When the UPA government drafted the National Identification Authority of India (NIAI) Bill, 2010, it was sent to a parliamentary standing committee on finance headed by BJP’s Yashwant Sinha. The committee noted, “Enactment of national data protection law… is a prerequisite for any law that deals with large scale collection of information from individuals and its linkages across separate databases”. 
 
That in absence of data protection legislation, it would be difficult to deal with issues of access, misuse of personal information, surveillance, profiling, linking and matching of databases and securing confidentiality of information, the committee said. The right to privacy legislation is still in the draft stage. It has been put on the back burner by the present government.
 
Legal recourse
 
In 2012 the government appointed a committee headed by justice AP Shah on preparing a legal framework for right to privacy. Justice Shah headed committee proposed that the country should have a law on privacy which should provide for setting up office of privacy commissioner, where people can appeal and find a legal recourse. 
 
The NDA government, in the present bill, has barred all citizens from approaching any court for taking cognizance of offence punishable under this Act.
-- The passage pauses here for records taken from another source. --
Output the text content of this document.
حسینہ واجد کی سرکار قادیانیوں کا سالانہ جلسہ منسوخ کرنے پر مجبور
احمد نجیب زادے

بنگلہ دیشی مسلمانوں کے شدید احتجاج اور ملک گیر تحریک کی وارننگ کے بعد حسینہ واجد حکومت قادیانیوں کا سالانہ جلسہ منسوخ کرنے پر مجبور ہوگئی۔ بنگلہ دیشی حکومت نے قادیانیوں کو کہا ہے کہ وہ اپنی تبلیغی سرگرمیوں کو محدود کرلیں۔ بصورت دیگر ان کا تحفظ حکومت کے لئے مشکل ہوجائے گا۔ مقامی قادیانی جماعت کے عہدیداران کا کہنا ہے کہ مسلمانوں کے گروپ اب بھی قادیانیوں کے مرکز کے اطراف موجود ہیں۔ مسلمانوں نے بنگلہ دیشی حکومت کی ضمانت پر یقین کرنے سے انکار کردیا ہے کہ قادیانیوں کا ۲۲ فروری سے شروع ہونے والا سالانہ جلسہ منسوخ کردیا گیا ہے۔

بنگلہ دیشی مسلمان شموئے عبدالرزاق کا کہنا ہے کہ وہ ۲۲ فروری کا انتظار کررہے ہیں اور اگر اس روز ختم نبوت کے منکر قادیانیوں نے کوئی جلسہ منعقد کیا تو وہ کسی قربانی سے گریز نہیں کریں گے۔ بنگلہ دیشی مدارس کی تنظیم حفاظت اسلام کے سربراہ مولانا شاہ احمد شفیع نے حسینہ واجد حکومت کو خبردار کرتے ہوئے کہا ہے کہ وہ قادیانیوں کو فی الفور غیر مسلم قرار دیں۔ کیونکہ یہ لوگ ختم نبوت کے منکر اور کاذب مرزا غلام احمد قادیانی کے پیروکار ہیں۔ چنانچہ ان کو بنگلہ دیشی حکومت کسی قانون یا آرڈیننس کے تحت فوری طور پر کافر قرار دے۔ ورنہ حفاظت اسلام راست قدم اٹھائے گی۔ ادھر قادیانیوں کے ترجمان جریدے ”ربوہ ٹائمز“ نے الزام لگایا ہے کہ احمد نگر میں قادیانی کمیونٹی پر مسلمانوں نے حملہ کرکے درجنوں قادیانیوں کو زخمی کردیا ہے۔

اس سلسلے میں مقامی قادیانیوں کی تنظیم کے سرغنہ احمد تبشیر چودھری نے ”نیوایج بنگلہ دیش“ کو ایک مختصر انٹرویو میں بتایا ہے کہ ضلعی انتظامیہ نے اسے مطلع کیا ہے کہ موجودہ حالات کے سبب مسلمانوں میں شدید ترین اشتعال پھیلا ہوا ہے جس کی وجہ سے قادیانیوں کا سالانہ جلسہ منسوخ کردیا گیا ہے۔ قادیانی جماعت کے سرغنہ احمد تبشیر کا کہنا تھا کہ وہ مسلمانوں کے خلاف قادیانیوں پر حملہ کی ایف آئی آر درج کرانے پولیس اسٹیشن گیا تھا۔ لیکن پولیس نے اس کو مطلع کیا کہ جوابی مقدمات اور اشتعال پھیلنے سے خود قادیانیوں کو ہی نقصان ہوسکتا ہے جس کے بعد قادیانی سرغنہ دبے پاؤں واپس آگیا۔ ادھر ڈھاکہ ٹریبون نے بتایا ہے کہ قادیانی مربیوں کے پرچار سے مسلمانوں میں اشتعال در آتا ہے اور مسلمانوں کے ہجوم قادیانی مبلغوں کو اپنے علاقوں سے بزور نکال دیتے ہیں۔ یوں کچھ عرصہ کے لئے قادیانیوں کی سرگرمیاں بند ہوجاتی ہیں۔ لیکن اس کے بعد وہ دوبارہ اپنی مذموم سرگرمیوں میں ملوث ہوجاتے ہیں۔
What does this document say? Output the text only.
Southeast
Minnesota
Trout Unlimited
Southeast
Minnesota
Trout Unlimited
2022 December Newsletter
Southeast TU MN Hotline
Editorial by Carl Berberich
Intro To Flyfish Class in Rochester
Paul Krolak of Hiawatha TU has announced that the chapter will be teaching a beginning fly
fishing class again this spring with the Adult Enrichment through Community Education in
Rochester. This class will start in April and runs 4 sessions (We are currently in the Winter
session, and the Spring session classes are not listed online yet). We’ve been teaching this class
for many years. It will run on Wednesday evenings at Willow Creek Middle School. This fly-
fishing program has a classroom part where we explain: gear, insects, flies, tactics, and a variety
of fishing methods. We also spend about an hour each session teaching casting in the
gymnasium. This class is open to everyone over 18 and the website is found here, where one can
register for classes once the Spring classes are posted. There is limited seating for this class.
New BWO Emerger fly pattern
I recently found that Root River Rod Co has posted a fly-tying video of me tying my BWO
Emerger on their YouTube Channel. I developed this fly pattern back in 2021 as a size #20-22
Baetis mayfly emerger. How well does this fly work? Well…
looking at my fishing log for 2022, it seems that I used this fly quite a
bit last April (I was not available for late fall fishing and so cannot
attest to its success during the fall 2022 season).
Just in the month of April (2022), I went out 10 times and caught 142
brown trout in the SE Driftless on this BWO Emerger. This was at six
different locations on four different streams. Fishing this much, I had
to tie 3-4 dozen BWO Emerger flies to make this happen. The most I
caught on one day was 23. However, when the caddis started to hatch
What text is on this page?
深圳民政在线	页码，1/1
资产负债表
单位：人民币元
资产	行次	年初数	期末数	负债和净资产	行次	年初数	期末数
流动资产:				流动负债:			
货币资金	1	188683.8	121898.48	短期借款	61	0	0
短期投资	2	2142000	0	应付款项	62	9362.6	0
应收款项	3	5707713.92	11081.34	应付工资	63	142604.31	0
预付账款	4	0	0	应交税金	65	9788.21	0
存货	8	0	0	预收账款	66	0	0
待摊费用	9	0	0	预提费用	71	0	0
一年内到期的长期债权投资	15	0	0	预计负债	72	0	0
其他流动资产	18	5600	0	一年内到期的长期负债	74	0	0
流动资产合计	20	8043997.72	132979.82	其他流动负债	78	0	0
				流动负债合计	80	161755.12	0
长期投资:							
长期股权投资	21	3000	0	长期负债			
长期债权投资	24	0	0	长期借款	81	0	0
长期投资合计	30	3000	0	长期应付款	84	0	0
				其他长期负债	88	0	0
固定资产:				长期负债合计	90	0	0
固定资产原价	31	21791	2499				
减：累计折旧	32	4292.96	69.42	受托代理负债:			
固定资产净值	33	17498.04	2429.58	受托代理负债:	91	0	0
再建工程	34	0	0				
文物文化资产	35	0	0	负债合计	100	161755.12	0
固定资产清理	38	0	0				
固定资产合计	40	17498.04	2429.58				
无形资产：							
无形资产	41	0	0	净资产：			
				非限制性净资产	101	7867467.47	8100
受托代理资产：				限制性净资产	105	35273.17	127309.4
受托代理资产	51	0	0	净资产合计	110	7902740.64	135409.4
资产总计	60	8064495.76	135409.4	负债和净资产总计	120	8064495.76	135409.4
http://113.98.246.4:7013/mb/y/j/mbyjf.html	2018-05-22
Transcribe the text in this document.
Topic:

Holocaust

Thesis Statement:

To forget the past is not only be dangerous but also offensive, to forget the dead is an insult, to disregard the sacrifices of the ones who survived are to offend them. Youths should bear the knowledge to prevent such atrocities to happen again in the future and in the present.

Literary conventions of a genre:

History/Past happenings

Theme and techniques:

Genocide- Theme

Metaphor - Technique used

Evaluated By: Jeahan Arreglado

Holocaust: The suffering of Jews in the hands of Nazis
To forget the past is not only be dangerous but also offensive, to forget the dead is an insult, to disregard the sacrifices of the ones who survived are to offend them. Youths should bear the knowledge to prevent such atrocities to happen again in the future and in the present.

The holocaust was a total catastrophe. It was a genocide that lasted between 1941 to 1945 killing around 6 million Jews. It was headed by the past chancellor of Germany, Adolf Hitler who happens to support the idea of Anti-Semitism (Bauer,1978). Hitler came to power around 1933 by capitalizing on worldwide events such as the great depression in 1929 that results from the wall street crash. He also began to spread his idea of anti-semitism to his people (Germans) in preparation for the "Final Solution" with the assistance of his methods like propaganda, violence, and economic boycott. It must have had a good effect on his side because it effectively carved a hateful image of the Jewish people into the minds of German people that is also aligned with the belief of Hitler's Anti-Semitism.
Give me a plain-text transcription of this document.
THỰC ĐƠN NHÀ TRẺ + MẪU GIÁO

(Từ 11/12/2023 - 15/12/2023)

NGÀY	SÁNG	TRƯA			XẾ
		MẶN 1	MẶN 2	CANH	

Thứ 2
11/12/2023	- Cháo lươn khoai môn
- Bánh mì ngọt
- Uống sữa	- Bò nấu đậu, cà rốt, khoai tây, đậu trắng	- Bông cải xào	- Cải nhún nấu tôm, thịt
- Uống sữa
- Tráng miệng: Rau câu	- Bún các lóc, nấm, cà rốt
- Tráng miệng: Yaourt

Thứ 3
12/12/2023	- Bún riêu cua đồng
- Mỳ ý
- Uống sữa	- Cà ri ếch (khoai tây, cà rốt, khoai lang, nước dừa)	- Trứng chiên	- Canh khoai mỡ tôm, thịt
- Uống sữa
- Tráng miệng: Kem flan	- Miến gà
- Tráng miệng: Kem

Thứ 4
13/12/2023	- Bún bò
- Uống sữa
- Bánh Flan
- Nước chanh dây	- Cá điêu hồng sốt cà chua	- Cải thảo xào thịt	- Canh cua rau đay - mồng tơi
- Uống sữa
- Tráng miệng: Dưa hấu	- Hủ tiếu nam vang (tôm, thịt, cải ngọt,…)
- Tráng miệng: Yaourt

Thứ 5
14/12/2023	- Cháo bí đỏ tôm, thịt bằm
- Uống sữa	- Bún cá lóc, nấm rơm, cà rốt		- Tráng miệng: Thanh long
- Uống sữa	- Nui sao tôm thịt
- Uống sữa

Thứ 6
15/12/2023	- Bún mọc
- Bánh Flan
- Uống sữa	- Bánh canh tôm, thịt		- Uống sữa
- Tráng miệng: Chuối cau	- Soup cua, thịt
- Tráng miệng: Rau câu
It is only UIDAI or an official authorized by the UIDAI who can make a complaint in a court (not inferior to chief metropolitan magistrate). “This will present a conflict of interest as under the Bill the UID Authority is itself responsible for the security and confidentiality of identity information and authentication records. This Clause should be dropped,” said Jairam Ramesh in one of his nine amendments to the Aadhaar Bill. 
 
So till the time the government gets serious about the privacy legislation you can't go to a court.